The exterior of the National Bank of Poland
The question for the region’s central banks is how high and fast to raise interest rates without harming the post-pandemic economic recovery that was taking shape before February © Wojciech Strozyk/Alamy

War, political tensions and a deteriorating macroeconomic outlook are testing the skills of central banks in Hungary, Poland and Romania. They add up to the region’s third great challenge after the 2008 financial crisis and the transition from communism to a market economy in the 1990s.

Month by month, the central banks are raising interest rates to curb inflation pressures that were already rising before Russia’s invasion of Ukraine in February drove up the prices of oil, gas, metals, food and fertilisers. Yet real interest rates remain deep in negative territory, a sign that more hikes will be needed to reduce or anchor inflation expectations.

For the central banks, the question is how high and fast to raise rates without harming the post-pandemic economic recovery that was taking shape before February. Unfortunately, some factors that might ease their task lie beyond their control.

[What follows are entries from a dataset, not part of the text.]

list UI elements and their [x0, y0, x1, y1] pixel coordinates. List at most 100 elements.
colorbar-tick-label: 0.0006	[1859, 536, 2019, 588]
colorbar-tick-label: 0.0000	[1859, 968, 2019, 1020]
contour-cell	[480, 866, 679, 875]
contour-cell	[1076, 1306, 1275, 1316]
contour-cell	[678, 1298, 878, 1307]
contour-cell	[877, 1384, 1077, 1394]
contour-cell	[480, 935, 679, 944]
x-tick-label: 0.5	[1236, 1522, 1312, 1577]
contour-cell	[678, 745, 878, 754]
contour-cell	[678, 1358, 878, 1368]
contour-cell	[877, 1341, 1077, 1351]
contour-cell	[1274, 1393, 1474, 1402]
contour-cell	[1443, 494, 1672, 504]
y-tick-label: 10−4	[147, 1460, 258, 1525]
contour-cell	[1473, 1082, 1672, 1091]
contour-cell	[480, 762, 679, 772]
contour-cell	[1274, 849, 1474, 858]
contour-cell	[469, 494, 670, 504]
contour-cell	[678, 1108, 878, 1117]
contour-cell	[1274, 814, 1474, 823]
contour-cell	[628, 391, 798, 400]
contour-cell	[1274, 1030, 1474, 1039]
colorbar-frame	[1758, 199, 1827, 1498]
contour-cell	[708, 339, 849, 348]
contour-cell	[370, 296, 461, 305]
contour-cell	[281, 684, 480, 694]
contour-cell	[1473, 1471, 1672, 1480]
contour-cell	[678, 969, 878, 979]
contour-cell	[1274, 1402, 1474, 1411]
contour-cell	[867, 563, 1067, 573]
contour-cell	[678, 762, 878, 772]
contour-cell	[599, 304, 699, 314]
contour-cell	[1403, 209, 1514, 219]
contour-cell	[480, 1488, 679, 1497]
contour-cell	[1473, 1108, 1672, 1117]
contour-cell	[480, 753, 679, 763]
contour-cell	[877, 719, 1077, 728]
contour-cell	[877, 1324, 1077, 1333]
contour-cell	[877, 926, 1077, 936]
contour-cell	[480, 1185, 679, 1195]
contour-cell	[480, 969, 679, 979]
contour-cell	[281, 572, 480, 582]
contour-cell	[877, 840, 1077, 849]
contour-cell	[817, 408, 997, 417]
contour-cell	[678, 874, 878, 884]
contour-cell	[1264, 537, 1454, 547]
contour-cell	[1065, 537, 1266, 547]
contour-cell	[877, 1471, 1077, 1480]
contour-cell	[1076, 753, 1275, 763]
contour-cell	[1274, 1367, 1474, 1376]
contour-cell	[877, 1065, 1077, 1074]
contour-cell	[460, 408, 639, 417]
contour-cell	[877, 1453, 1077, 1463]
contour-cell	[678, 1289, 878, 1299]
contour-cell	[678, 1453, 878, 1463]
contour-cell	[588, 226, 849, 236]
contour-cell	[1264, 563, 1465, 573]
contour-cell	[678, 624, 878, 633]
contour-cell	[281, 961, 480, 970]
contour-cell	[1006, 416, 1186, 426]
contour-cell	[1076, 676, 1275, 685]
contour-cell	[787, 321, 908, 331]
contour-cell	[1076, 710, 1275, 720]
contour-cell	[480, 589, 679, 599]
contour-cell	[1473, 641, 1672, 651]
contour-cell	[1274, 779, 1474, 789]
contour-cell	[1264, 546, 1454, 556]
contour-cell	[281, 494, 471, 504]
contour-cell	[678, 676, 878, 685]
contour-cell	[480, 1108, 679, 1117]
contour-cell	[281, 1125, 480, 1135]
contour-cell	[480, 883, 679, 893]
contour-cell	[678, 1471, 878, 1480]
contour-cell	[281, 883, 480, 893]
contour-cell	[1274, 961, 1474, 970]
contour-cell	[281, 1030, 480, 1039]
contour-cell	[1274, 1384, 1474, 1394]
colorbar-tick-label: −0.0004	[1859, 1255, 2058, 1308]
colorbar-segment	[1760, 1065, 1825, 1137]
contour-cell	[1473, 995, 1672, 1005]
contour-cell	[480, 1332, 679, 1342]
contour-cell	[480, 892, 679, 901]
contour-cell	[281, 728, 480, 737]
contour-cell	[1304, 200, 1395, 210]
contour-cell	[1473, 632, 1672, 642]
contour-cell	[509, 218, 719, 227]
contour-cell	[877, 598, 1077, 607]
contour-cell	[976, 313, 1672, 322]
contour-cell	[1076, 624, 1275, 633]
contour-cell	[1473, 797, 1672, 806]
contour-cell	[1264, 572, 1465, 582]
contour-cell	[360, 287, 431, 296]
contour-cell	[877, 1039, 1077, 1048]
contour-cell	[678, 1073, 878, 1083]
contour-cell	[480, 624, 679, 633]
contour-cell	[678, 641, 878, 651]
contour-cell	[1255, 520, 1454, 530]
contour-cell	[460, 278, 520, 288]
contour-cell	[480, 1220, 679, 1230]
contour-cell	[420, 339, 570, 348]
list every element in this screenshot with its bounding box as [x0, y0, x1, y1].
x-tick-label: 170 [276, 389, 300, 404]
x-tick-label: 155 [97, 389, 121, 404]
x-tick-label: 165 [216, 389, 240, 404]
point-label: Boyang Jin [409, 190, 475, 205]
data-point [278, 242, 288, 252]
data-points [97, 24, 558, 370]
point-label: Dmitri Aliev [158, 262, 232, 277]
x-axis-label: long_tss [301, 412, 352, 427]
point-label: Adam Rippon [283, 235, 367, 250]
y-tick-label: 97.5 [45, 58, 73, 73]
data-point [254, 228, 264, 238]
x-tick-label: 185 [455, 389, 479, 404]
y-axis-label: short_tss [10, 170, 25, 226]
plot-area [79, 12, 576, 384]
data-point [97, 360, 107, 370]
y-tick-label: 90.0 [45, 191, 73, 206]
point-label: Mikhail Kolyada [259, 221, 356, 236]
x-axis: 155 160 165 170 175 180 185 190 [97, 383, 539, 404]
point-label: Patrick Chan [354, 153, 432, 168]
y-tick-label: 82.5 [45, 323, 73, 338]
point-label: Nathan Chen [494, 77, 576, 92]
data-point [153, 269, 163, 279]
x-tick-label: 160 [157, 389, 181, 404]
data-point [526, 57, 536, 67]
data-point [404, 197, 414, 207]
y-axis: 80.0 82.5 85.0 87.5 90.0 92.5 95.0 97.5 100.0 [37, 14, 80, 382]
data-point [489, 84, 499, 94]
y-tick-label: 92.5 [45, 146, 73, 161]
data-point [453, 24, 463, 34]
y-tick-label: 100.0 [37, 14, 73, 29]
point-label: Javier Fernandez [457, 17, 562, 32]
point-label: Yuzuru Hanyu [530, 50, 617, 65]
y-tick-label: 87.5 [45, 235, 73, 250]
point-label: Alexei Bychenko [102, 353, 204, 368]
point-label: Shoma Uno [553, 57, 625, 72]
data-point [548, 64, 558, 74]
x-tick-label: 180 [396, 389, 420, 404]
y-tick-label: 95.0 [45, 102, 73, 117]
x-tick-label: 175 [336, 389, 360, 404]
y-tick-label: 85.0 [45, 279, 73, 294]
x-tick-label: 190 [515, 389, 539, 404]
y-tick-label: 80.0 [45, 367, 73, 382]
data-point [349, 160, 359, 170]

Hungary, Poland and Romania hope to maintain economic growth with the help of tens of billions of euros from the EU’s €800bn post-Covid recovery fund. But disputes over the rule of law with Brussels mean that Hungary and Poland have yet to receive a cent from the fund, whilst doubts persist about Romania’s ability to absorb EU money efficiently.

The region’s central banks need to manage inflation without excessively pushing up debt-servicing costs, Jakob Suwalski and Levon Kameryan of Scope Ratings wrote last week. “Inflation expectations are rising. Currency volatility will persist amid possible capital outflows, putting pressure on foreign exchange reserves even as central banks tighten monetary policy.”

Hungary is a case in point. Its central bank raised its base rate by 100 basis points last month to 4.4 per cent, but annual inflation is currently 8.5 per cent. The central bank estimates average inflation this year will be 7.5 per cent to 9.8 per cent.

More rate increases are clearly on the way. Peter Virovacz of ING bank sees a chance for a positive real interest rate by the end of this year, which would probably mean 8 per cent or higher. But Hungary’s central bank is not operating in a policy vacuum.

Before this month’s parliamentary elections, Hungary’s government wooed voters with lavish social benefit payments, wage settlements and tax cuts. These measures increased Hungary’s budget deficit, which came under more pressure from expenditures related to the Ukraine war.

The forint fell in early March to a record low of 400 to the euro. It has stabilised since then, but to reassure investors the government must bring public expenditure under control. Yet spending cuts and sharply higher interest rates, coupled with lack of access to the EU recovery fund, would put the Hungarian economy under considerable strain.

Annual Polish inflation hit 11 per cent last month and is expected to average about the same for the whole year. On April 6, its central bank raised its benchmark interest rate by 100 basis points to 4.5 per cent. Adam Antoniak of ING foresees the rate rising to 6.5 per cent this year and 7.5 per cent in 2023.

Interest rates may therefore remain negative this year, even as pressure mounts on the fiscal side. The war in Ukraine is generating increased spending on defence and education as well as healthcare and social protection for the more than 2.5mn refugees who had arrived in Poland by early April.

Furthermore, the government plans to cut the personal income tax rate to 12 per cent from 17 per cent and introduce other tax benefits. Such measures make the task of managing inflation expectations especially urgent. Adam Glapinski, the central bank governor, rightly points to the Polish economy’s strong fundamentals. To protect them, he may raise rates more aggressively than some investors anticipate.

Annual Romanian inflation rose to 10.2 per cent in March, but the main interest rate is only 3 per cent despite a 0.5 percentage point increase in early April. Economists expect average inflation this year of around 9 per cent.

For the National Bank of Romania, the difficulty is that higher rates seem necessary but economic growth is fading. “A ‘do the least and hope it holds’ strategy seems to have been the tool of choice so far and we have little reason to expect any change in the policy stance,” says Valentin Tataru of ING.

Central and eastern Europe’s economies are vulnerable to the fallout from the Ukraine war. To defend them, the region needs central banks willing to tame inflation — but also governments willing to take tough decisions on spending and relations with the EU.